Goodwill Industries makes almost a third of all the revenue in the secondhand market in the United States. The company is registered as a non-profit so the changes in its pricing can clearly be seen in Goodwill’s reports to the IRS, a requirement that allows their donors to deduct the value of their donated clothing in their taxes.
An article originally published in El Vaquero found that in 2010, all of Goodwill’s clothing was valued at a flat rate of $4.00 for shirts, $6.00 for jeans, and $6.00 for shoes. Fast forward to 2020 and the valuation guide has nearly tripled for all of these categories. Women’s shirts were now $2.00 to $ 12.00, jeans were $4.00 to $21.00, and tennis shoes ran from $4.00 to $9.00.
That isn’t where it ends. Pricing can be higher depending on the style of the garment, which is just neutral-speak for “if it looks nice, it will have a higher price.” Differences were also found between clothes in the men’s and women’s sections of the thrift store.
Somebody tell Macklemore he might need to bring a few extra dollars the next time he stops by at the thrift shop.
This phenomenon is part of what is usually called gentrification. Gentrification originally referred to changes in poor urban areas that priced locals out of basic goods and services as well as local real estate properties. In the thrift store sense, it refers to the competing audience of teens and young adults who are often middle class and up and thus able to pay more, driving thrift stores to raise their prices to make bigger profits off of this new group of thrift store shoppers.
Gentrification for thrift stores can be both good or bad. Though it obviously makes it harder for the underserved and underprivileged to shop from thrift stores, it also means there’s more business to be made in the industry. Local, smaller thrift stores may stand to make more money and economic opportunities in thrifting may mean more thrift stores that hire employees in the area.

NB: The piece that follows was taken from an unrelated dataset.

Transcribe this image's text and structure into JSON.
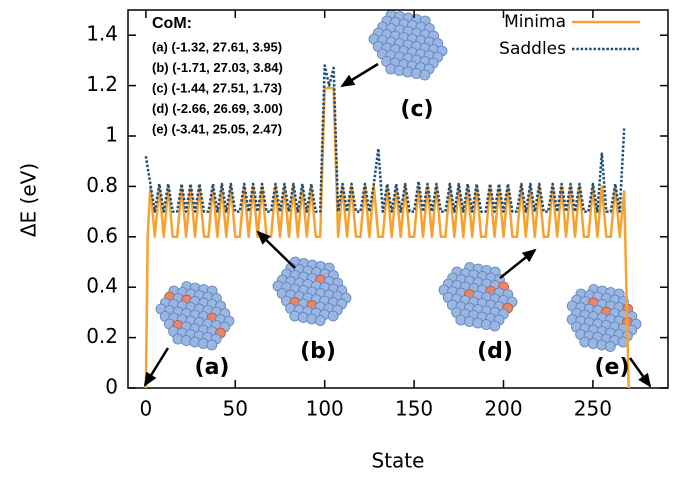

That being said, there’s still some debate as to whether Gen Z and Millennials have ruined thrift stores for poor people. Before somebody gets mad about how this is another article blaming young people for the ills of the world, I’ll come clean with you.
If there is a problem, I’m part of it. The only reason age is even discussed here is because it’s mostly us who are driving the growth of the secondhand market. Thrift stores still carry much of the same stigma it did in years past for older shoppers.
But the risk of doing harm where it shouldn’t be done makes it worth considering how we can be more mindful about how we shop. At least, to the best of our ability.
How Can We Be Better Thrifters?
Whether we admit it to ourselves or not, thrift hauls aren’t as ethical as we’d like to believe they are. It’s still the same love of overconsumption at play, except with secondhand clothing rather than fresh threads from fast fashion stores like H&M and Zara.
Though thrifting supports the charities that run thrift stores, we still have to stay aware of our own motives for thrifting. Do we actually need this not-so-new blazer or is it better off going home with someone who’s looking for a decent set of business attire for their first job interview in months?
Often, thrift hauls aren’t even about personal need, but are done for the purpose of reselling. That same blazer that was $4 at the thrift store can easily be resold for $50 on Depop, depending on how big of a margin a reseller is hunting for.
But it’s a free market and a free country. At the end of the day, it’s your choice if you want to think about whether your consumption is ethical or not. If not, feel free to take that fur coat to check out.
I’d link you to a list of charities that help keep clothes on people’s backs. But as we’ve seen with charities mentioned in this article, there’s still some ambiguity as to whether that’s the best practice for disposing of used but still good clothes.
So, why not keep your ear to the ground and your eyes peeled for opportunities to help in your local community? By assisting people in need directly, you can be sure that your clothes are going to people who actually need them.